I installed new windows on my another hard disk d:. It is now my default drive. Because the windows on drive C, can't be repaired maybe because of the corrupted or missing files on the windows, after I did everything I saw on internet ways to fix it. So, I have no choice but to installed new windows but it was installed on drive D. Is it okay if I will delete the other windows file on drive C?

Thank you!


----------



## TwoCables

Keitz said:


> Hi.
> I installed new windows on my another hard disk d:. It is now my default drive. Because the windows on drive C, can't be repaired maybe because of the corrupted or missing files on the windows, after I did everything I saw on internet ways to fix it. So, I have no choice but to installed new windows but it was installed on drive D. Is it okay if I will delete the other windows file on drive C?
> 
> Thank you!


Try to start your computer with your Windows installation media and use the Repair options on it. You might be able to save it.

If you are ok with losing everything you had before, then yes, it will be safe to format the other drive that contains the bad installation of Windows. Again though, you might be able to repair it.


----------



## Keitz

TwoCables said:


> Try to start your computer with your Windows installation media and use the Repair options on it. You might be able to save it.
> 
> If you are ok with losing everything you had before, then yes, it will be safe to format the other drive that contains the bad installation of Windows. Again though, you might be able to repair it.




Hello, yes I do not have important files on were the bad installation windows was installed. I've already tried many times repairing it using windows installation media and tried everything in Repair options but I got no luck. Its still the same. So I downloaded the new windows in another drive. Now its working properly.

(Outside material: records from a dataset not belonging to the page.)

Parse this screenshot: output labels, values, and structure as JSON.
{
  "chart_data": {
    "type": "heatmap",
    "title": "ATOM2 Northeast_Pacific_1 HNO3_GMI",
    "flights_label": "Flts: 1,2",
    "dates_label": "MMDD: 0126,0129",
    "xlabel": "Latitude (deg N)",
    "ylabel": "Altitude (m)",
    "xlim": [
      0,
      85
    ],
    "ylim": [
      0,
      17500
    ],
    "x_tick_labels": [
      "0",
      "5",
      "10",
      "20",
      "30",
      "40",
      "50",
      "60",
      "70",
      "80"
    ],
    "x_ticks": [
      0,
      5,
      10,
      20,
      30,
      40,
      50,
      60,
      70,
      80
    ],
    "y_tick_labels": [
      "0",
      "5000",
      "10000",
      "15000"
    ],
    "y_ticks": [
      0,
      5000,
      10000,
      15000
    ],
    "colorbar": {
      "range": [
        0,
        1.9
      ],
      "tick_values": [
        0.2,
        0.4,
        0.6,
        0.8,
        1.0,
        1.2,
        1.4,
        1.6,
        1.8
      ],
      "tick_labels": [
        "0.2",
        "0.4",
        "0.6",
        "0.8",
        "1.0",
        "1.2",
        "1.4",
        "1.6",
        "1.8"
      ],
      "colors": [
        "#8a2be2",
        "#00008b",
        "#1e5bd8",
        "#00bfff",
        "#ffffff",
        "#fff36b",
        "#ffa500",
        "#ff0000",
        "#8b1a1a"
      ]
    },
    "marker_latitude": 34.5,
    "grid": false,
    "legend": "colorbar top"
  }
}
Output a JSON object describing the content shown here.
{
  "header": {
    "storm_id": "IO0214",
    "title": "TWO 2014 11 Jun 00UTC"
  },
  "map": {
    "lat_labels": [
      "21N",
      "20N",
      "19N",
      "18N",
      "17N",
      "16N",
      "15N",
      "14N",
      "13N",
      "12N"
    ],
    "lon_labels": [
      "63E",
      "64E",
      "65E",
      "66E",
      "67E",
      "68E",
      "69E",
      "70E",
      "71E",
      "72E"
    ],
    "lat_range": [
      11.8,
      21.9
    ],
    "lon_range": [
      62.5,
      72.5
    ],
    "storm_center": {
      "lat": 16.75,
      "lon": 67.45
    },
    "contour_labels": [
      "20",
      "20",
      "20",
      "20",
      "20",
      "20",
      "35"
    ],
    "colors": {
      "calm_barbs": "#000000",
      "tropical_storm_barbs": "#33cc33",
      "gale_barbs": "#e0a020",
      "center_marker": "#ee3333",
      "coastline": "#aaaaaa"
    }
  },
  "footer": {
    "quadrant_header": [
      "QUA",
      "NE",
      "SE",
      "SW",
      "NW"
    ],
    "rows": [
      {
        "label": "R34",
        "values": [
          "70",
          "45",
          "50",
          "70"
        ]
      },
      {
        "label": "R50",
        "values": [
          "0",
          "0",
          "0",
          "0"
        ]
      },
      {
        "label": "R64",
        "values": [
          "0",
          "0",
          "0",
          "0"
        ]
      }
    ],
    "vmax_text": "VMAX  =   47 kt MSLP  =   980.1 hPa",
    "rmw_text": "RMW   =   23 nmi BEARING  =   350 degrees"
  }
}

Thank you for your reply. 😊


----------



## shilka

Did anyboyd look at the date of the thread before they posted its a thread from 2011


----------



## HowYesNo

well maybe he did not want to open a new thread.
well witt windows on sad hhd just different partition, not sure if you can just format C partition. possible no boot after as new instalation could made dual boot info.
just do a clean instal. download iso, rufus it on usb drive, during instal delete all partitions on hdd and instal on all empty space.


----------



## Keitz

HowYesNo said:


> well maybe he did not want to open a new thread.
> well witt windows on sad hhd just different partition, not sure if you can just format C partition. possible no boot after as new instalation could made dual boot info.
> just do a clean instal. download iso, rufus it on usb drive, during instal delete all partitions on hdd and instal on all empty space.


Okay thank you.


----------



## TwoCables

Keitz said:


> Hello, yes I do not have important files on were the bad installation windows was installed. I've already tried many times repairing it using windows installation media and tried everything in Repair options but I got no luck. Its still the same. So I downloaded the new windows in another drive. Now its working properly.
> 
> Thank you for your reply. 😊


You're welcome! I'm happy to see you're all set.


----------